When money feels tight, cutting the wrong bill can make family life harder without saving much. The goal is not to cancel everything enjoyable. It is to find the costs you barely value, reduce them first, and protect the expenses that keep your household running.
The quick version
Cut bills in this order:
- Services you forgot you had
- Duplicate subscriptions and memberships
- Contracts you can renegotiate
- Flexible conveniences you would not miss much
- Expensive habits with cheaper alternatives
Leave essential housing, insurance, healthcare, childcare, and debt payments alone until you understand the consequences of changing them.
Start with facts, not guilt
Based on a family of four in a German city, monthly bills can easily include rent, electricity, internet, mobile plans, insurance, streaming services, school meals, sports clubs, transport, and app subscriptions.

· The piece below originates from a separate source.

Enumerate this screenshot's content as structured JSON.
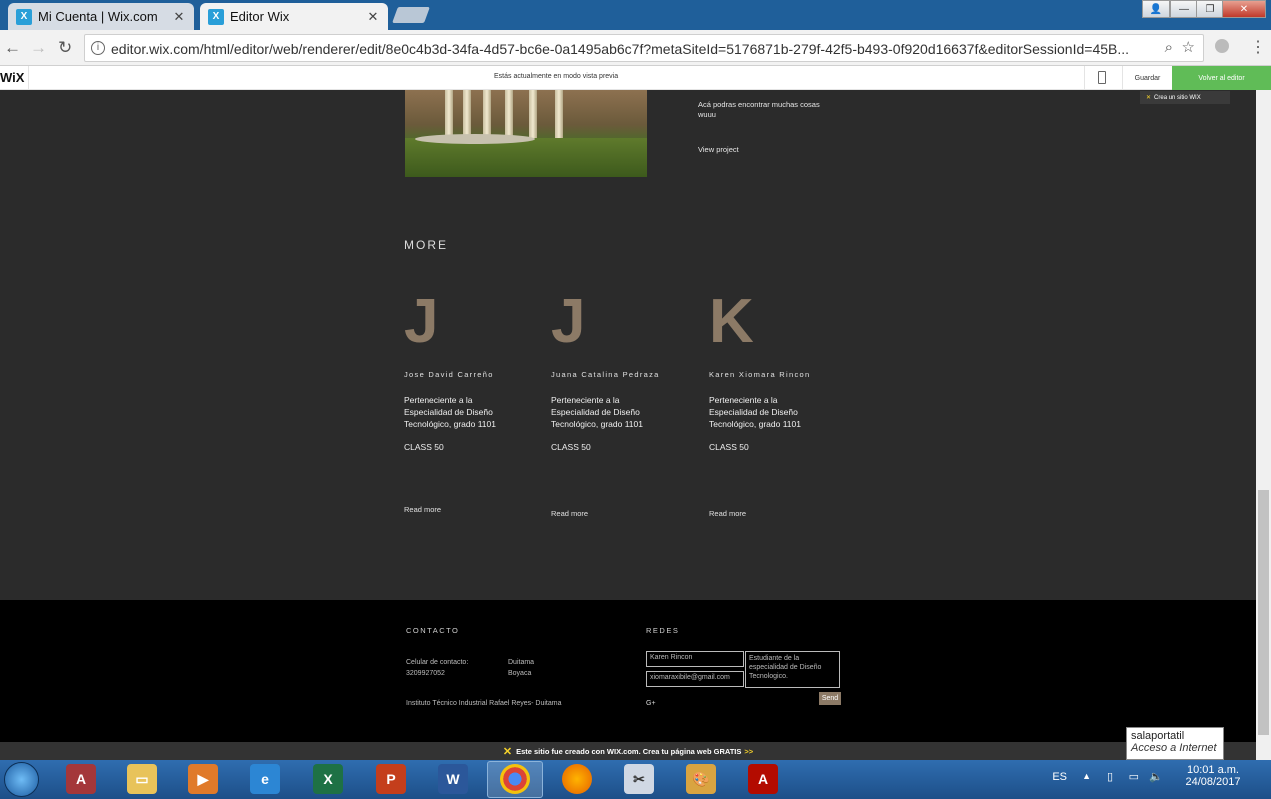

My first mistake was looking at the biggest numbers and assuming they offered the biggest savings. Rent was clearly our largest expense, but moving would have meant deposits, moving costs, longer commutes, and changing routines for the children. It was not a quick budget fix.
Instead, I reviewed three months of bank transactions and listed every recurring payment. That was the first real aha moment: the easiest savings were hiding among small charges.

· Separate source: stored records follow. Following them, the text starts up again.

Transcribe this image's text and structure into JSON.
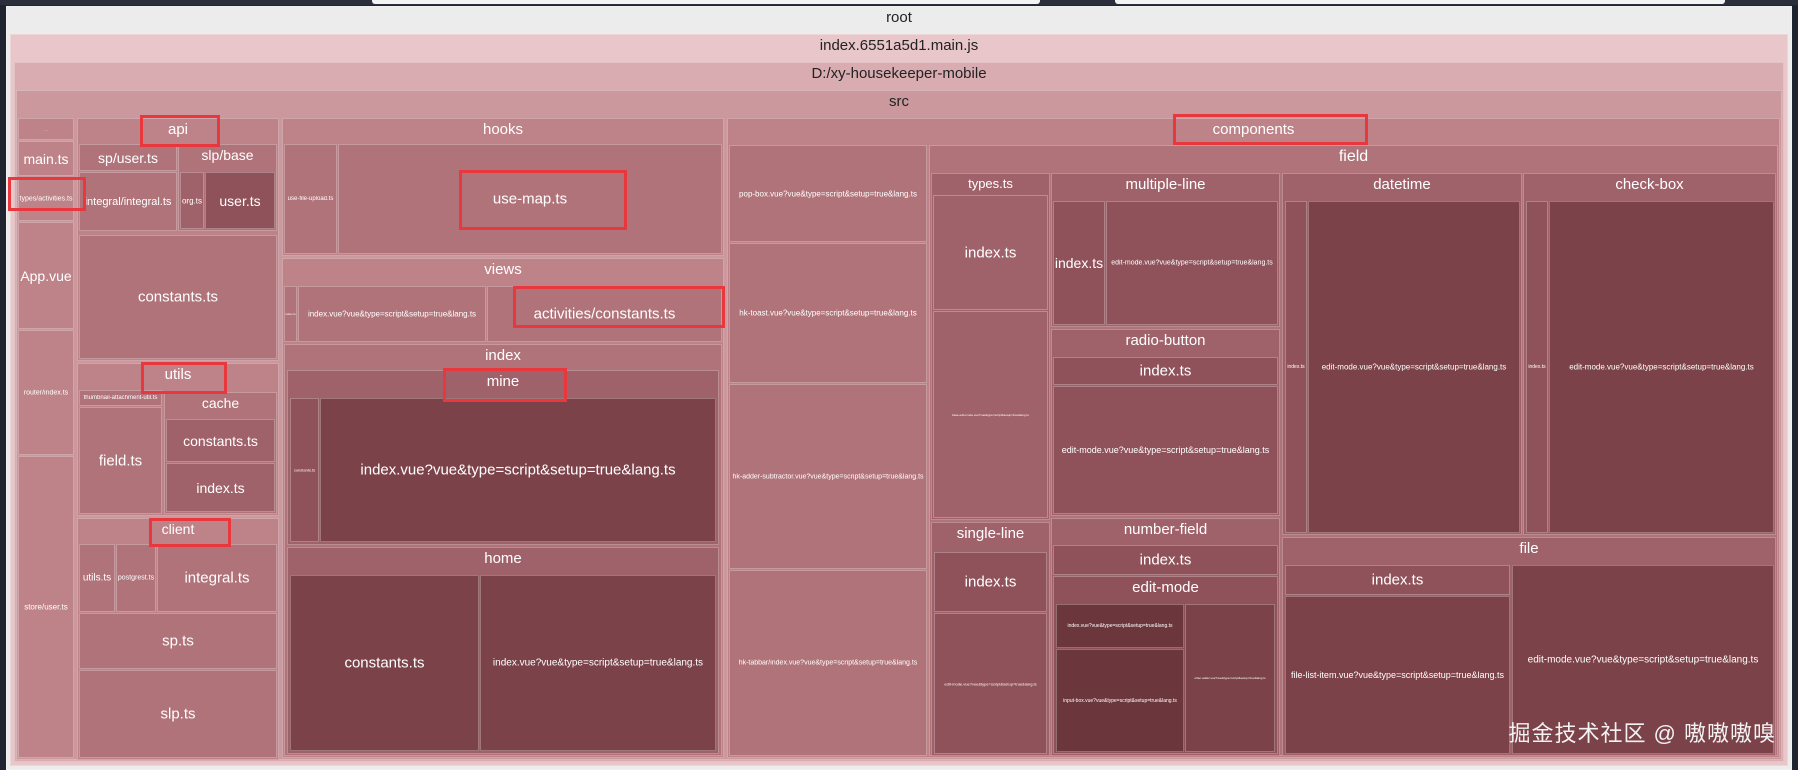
{
  "root": "root",
  "bundle": "index.6551a5d1.main.js",
  "project": "D:/xy-housekeeper-mobile",
  "src": "src",
  "left": {
    "tiny": "…",
    "main": "main.ts",
    "types_activities": "types/activities.ts",
    "app": "App.vue",
    "router": "router/index.ts",
    "store": "store/user.ts"
  },
  "api": {
    "title": "api",
    "sp_user": "sp/user.ts",
    "slp_base": "slp/base",
    "integral": "integral/integral.ts",
    "org": "org.ts",
    "user": "user.ts",
    "constants": "constants.ts"
  },
  "utils": {
    "title": "utils",
    "thumbnail": "thumbnail-attachment-util.ts",
    "field": "field.ts",
    "cache": "cache",
    "constants": "constants.ts",
    "index": "index.ts"
  },
  "client": {
    "title": "client",
    "utils": "utils.ts",
    "postgrest": "postgrest.ts",
    "integral": "integral.ts",
    "sp": "sp.ts",
    "slp": "slp.ts"
  },
  "hooks": {
    "title": "hooks",
    "file_upload": "use-file-upload.ts",
    "use_map": "use-map.ts"
  },
  "views": {
    "title": "views",
    "dot": "index.ts",
    "index_vue": "index.vue?vue&type=script&setup=true&lang.ts",
    "activities_constants": "activities/constants.ts"
  },
  "index": {
    "title": "index",
    "mine": "mine",
    "mine_constants": "constants.ts",
    "mine_index": "index.vue?vue&type=script&setup=true&lang.ts",
    "home": "home",
    "home_constants": "constants.ts",
    "home_index": "index.vue?vue&type=script&setup=true&lang.ts"
  },
  "components": {
    "title": "components",
    "pop_box": "pop-box.vue?vue&type=script&setup=true&lang.ts",
    "hk_toast": "hk-toast.vue?vue&type=script&setup=true&lang.ts",
    "hk_adder": "hk-adder-subtractor.vue?vue&type=script&setup=true&lang.ts",
    "hk_tabbar": "hk-tabbar/index.vue?vue&type=script&setup=true&lang.ts"
  },
  "field": {
    "title": "field",
    "types": "types.ts",
    "types_index": "index.ts",
    "types_base": "base-edit-mode.vue?vue&type=script&setup=true&lang.ts",
    "single_line": "single-line",
    "single_index": "index.ts",
    "single_edit": "edit-mode.vue?vue&type=script&setup=true&lang.ts",
    "multiple_line": "multiple-line",
    "ml_index": "index.ts",
    "ml_edit": "edit-mode.vue?vue&type=script&setup=true&lang.ts",
    "radio_button": "radio-button",
    "rb_index": "index.ts",
    "rb_edit": "edit-mode.vue?vue&type=script&setup=true&lang.ts",
    "number_field": "number-field",
    "nf_index": "index.ts",
    "edit_mode": "edit-mode",
    "em_index": "index.vue?vue&type=script&setup=true&lang.ts",
    "em_input": "input-box.vue?vue&type=script&setup=true&lang.ts",
    "em_other": "other-adder.vue?vue&type=script&setup=true&lang.ts",
    "datetime": "datetime",
    "dt_index": "index.ts",
    "dt_edit": "edit-mode.vue?vue&type=script&setup=true&lang.ts",
    "check_box": "check-box",
    "cb_index": "index.ts",
    "cb_edit": "edit-mode.vue?vue&type=script&setup=true&lang.ts",
    "file": "file",
    "file_index": "index.ts",
    "file_list": "file-list-item.vue?vue&type=script&setup=true&lang.ts",
    "file_edit": "edit-mode.vue?vue&type=script&setup=true&lang.ts"
  },
  "watermark": "掘金技术社区 @ 嗷嗷嗷嗅",
  "colors": {
    "highlight": "#e8383d",
    "background": "#1f2430"
  }
}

If you use a spending tracker such as Monee, this is where it helps. Seeing all family spending in one shared household means less guessing and fewer conversations that begin with, “Did you pay for that?”

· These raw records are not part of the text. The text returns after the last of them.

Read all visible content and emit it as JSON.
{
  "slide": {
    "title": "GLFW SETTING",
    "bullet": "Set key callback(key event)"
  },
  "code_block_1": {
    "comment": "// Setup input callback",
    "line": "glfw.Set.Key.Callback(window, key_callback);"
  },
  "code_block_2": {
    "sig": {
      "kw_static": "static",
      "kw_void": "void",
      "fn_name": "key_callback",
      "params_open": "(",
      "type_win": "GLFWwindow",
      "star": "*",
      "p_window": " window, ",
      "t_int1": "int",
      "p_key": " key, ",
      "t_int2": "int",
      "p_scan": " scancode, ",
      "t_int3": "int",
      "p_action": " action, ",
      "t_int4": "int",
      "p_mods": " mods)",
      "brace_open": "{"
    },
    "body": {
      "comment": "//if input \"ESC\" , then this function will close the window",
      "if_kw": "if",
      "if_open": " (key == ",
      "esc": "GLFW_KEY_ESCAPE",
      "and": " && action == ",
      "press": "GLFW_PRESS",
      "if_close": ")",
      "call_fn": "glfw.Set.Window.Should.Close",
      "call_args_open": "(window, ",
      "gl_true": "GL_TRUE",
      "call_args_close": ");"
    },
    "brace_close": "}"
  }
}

Cut the bills you do not use
Start with subscriptions, memberships, and digital services. Look for:
- Streaming platforms nobody has opened recently
- Fitness memberships used twice since January
- Paid apps with free alternatives
- Cloud storage you no longer need
- Children’s activities they have stopped enjoying
- Annual subscriptions you forgot were renewing
One unused €12 subscription does not look dramatic. Four of them cost €48 per month, or €576 per year.
Be realistic, though. Cancelling every streaming service may save €30, but it can also remove an affordable source of family entertainment. We kept the platform the children actually watched and cancelled the others. The saving was smaller, but it lasted.
Remove duplicate spending next
Subscription creep often happens because each purchase seems reasonable on its own. You may have two music services, several delivery memberships, or separate mobile plans with more data than anyone uses.
Check whether your household is paying twice for the same benefit. Family plans and shared accounts can sometimes save €5 to €20 per month.
For the awkward conversation, try:
“I’m checking our recurring bills because the total has crept up. Can we choose the service we use most and cancel the duplicate?”
This works better than, “You never use this, so I’m cancelling it.”
Renegotiate before cancelling essentials
Internet, mobile, electricity, and insurance contracts deserve attention, but do not cancel them impulsively. Compare the current price, contract end date, notice period, and alternatives first.
A phone call or online chat can be enough:
“My contract now costs €49 per month. I’ve found comparable offers for around €35. What can you offer if I stay?”
Realistic savings might be €5 to €15 per contract each month. Watch for long new contract periods, setup fees, reduced coverage, or temporary discounts that later disappear.
Cut convenience carefully
Meal deliveries, premium grocery delivery slots, extra cloud storage, and frequent app purchases are flexible expenses. They can also be the things keeping a chaotic week manageable.
We tried banning takeaway completely. It lasted until a rainy Thursday with late work, empty cupboards, and two hungry children. A better rule was one planned takeaway per month instead of several emergency orders. That reduced spending by roughly €40 to €80 monthly without pretending we would suddenly cook every meal from scratch.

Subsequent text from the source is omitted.